C’est le thème qui monte et pas seulement en France : la crainte des pleins pouvoirs. Le pont d’Arcole en moins, la razzia d’Emmanuel Macaron sur l’exécutif et bientôt sur le législatif évoque irrésistiblement celle du jeune général Bonaparte après le 18 Brumaire. Nul coup d’Etat cette fois-ci, bien sûr. Mais l’éjection radicale des députés sortants par la vague macronienne rappelle immanquablement la célèbre apostrophe de Murat à Saint-Cloud : «Foutez-moi tout ce monde-là dehors !» En plus courtois, naturellement mais avec le même résultat. Valeurs actuelles, qu’on a connu moins chatouilleux sur les libertés publiques, met les pieds dans le plat en portraiturant le président en Premier consul passant les Alpes sur son cheval blanc (en fait, c’était un âne…) avec ce titre sans ambiguïté : «Macron 1er, les dangers des pleins pouvoirs».

Au vrai, l’affaire a peut-être été lancée… Par le New York Times. Dans un éditorial cinglant, le quotidien new-yorkais fustige le projet d’inscription de l’état d’urgence dans la loi ordinaire, qui lui paraît contraire aux principes constitutionnels. Libération avait précédé le NYT en titrant «Contre l’état d’urgence permanent». Mais, selon Régis Debray, nous sommes déjà américains, ce qui donne un écho plus éclatant aux voix venues des Etats-Unis…

On se gardera de crier au loup : Mussolini ne perce pas forcément sous Macron, restons calmes. Mais tout de même : les projections parlementaires ramènent l’opposition de gauche à une tête d’épingle, ce qui ne suffira pas pour jouer les aiguillons. La droite survivra mais, divisée entre «constructifs» et droitiers impénitents, elle ne pèsera guère. De toute manière, pour paraphraser Audiard, une masse de novices en marche ira toujours plus loin que douze députés assis. D’autant que l’électorat conservateur, peut-être à suite des signaux d’alarme tirés par la presse sur le code du travail et l’état d’urgence, est passé avec armes et bagages chez Macron. A Neuilly et dans le XVIème, la bourgeoisie a déjà choisi : pour que rien ne change, il faut que tout change. Comme le coup de balai en cours épargne soigneusement les intérêts des possédants, il n’y a aucun risque pour Marie-Chantal à rallier la révolution centrist e avec l’ardeur des convertis. Vive Macron, diantre !

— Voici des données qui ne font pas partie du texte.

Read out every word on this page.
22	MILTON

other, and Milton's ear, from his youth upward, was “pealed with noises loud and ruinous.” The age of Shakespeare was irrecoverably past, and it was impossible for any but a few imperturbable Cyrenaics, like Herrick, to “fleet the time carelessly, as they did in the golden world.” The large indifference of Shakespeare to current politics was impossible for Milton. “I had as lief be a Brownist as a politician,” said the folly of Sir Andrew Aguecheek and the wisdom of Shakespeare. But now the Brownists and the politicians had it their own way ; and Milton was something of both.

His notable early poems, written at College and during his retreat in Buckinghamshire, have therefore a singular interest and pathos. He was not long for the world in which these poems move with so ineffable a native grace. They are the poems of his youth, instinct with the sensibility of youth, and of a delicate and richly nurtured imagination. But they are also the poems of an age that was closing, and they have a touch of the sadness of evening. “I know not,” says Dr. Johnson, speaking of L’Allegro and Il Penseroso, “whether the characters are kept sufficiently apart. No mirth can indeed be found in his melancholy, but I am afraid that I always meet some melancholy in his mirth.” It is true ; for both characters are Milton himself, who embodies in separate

 Une presse tenue en lisière

A cela s’ajoute une communication inspirée de celle d’Obama, qui avait domestiqué d’un large sourire la presse américaine. Macron verrouille son expression, elle-même réduite au minimum au nom de la rareté présidentielle. La presse est tenue en lisière et quand une source interne donne des infos aux journalistes, on agite aussitôt la menace d’un procès pour «vol de documents», comme vient de le faire la ministre du Travail. A ce train-là, nous atteindrons bientôt l’idéal de tous les régimes : une information sans journalistes.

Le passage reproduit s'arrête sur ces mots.